In order to determine their specificity, the toxins were tested on members of the Kv1 and Kv3 subfamilies of K⁺ channels. In COS cells transfected with Kv1.1, Kv1.2, Kv1.3, Kv1.4, Kv1.5, Kv1.6, and Kv1.2/Kv1.5 heteromultimers, KvLQT1 or Kv3.4 channels, we tested the toxins at concentrations of 100 and 300 nM. No significant effects (less than 20% inhibition) were observed either on the transient Kv1.3, Kv1.4, or Kv3.4 currents or on the sustained Kv1.1, Kv1.2, Kv1.5, Kv1.6, Kv1.2/Kv1.5, or KvLQT1 currents at 300 nM toxin concentration (n = 3 to 4 for each condition) (Table2).

In Vivo Effect of ScTx1.

ICV injection of 100 or 500 pmol of ScTx1 or HmTx2 induced no observable neurotoxicity symptoms in mice monitored for 24 h. Conversely, injection of 500 pmol of HmTx1 induced the immediate appearance of convulsions, and death occurred in less than 1 h. Injection of a lower dose (100 pmol) also induced rapid convulsions (3 min), spasms, and tremors. Death occurred in less than 2 h after injection and was preceded by recurrent spasms and paralysis. Among the three toxins, HmTx1 was the only peptide to induce neurotoxic symptoms, indicating a significant difference in its mode of action.

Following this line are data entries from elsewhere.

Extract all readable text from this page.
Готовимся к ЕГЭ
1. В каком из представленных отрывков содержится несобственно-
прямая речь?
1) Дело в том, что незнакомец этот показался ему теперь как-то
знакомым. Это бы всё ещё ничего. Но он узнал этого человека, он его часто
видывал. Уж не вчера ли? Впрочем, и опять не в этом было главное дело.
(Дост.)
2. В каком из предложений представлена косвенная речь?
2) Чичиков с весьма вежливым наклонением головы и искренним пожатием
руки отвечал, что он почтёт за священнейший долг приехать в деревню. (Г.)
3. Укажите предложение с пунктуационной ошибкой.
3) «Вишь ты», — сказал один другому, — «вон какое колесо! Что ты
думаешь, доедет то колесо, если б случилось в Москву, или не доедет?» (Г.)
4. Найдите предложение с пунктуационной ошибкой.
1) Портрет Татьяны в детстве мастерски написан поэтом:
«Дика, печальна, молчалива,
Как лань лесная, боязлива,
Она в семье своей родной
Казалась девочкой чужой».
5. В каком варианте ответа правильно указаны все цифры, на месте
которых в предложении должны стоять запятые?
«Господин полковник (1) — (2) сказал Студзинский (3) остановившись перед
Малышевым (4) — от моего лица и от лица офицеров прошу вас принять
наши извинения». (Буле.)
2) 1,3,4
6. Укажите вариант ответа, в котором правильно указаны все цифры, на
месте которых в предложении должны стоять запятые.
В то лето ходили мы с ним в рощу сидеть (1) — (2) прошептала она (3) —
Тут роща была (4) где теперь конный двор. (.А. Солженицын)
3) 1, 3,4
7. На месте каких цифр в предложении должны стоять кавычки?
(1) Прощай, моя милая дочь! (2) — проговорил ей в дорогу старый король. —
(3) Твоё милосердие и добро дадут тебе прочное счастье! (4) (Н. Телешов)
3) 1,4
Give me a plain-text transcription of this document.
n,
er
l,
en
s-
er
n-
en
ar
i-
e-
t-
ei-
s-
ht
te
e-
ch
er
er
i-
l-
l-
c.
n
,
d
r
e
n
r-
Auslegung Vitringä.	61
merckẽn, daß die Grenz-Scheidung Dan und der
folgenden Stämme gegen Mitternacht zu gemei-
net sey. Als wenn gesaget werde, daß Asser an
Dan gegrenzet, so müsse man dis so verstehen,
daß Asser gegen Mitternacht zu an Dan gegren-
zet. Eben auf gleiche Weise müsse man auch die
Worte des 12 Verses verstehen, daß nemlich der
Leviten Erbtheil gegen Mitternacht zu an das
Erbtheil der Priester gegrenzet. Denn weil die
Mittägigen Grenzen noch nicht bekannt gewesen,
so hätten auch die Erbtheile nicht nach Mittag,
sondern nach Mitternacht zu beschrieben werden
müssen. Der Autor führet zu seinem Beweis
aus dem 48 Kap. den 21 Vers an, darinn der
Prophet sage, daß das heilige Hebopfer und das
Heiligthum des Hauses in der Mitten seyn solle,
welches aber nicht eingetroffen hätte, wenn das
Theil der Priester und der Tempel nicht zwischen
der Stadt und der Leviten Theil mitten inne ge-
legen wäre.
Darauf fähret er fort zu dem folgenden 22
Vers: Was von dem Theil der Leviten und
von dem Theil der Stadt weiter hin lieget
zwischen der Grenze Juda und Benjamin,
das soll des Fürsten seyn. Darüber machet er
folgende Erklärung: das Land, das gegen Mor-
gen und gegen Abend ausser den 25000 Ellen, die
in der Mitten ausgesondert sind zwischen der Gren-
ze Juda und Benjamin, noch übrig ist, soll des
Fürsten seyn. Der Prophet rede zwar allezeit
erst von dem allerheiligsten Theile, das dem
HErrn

Effects of ScTx1, HmTx1, and HmTx2 on Ca²⁺ and Na⁺ Currents in Rat Cerebellar Granule Cells.

High concentrations (100 nM) of the three toxins were tested on voltage-dependent Na⁺ currents measured in cultured rat granular cells. Maximal rapidly activating and inactivating Na⁺ currents were evoked by depolarization pulses of −40 mV and the toxins were perfused during 1 to 2 min. ScTx1, HmTx1, and HmTx2 were inactive against Na⁺ currents (n = 4).

ScTx1, HmTx1, and HmTx2 were also tested at a concentration of 100 nM on voltage-dependent Ca²⁺ currents recorded in the same cells. Toxins were without effect (less than 5% inhibition,n = 5) on the maximal inward currents evoked by depolarizations at 0 mV.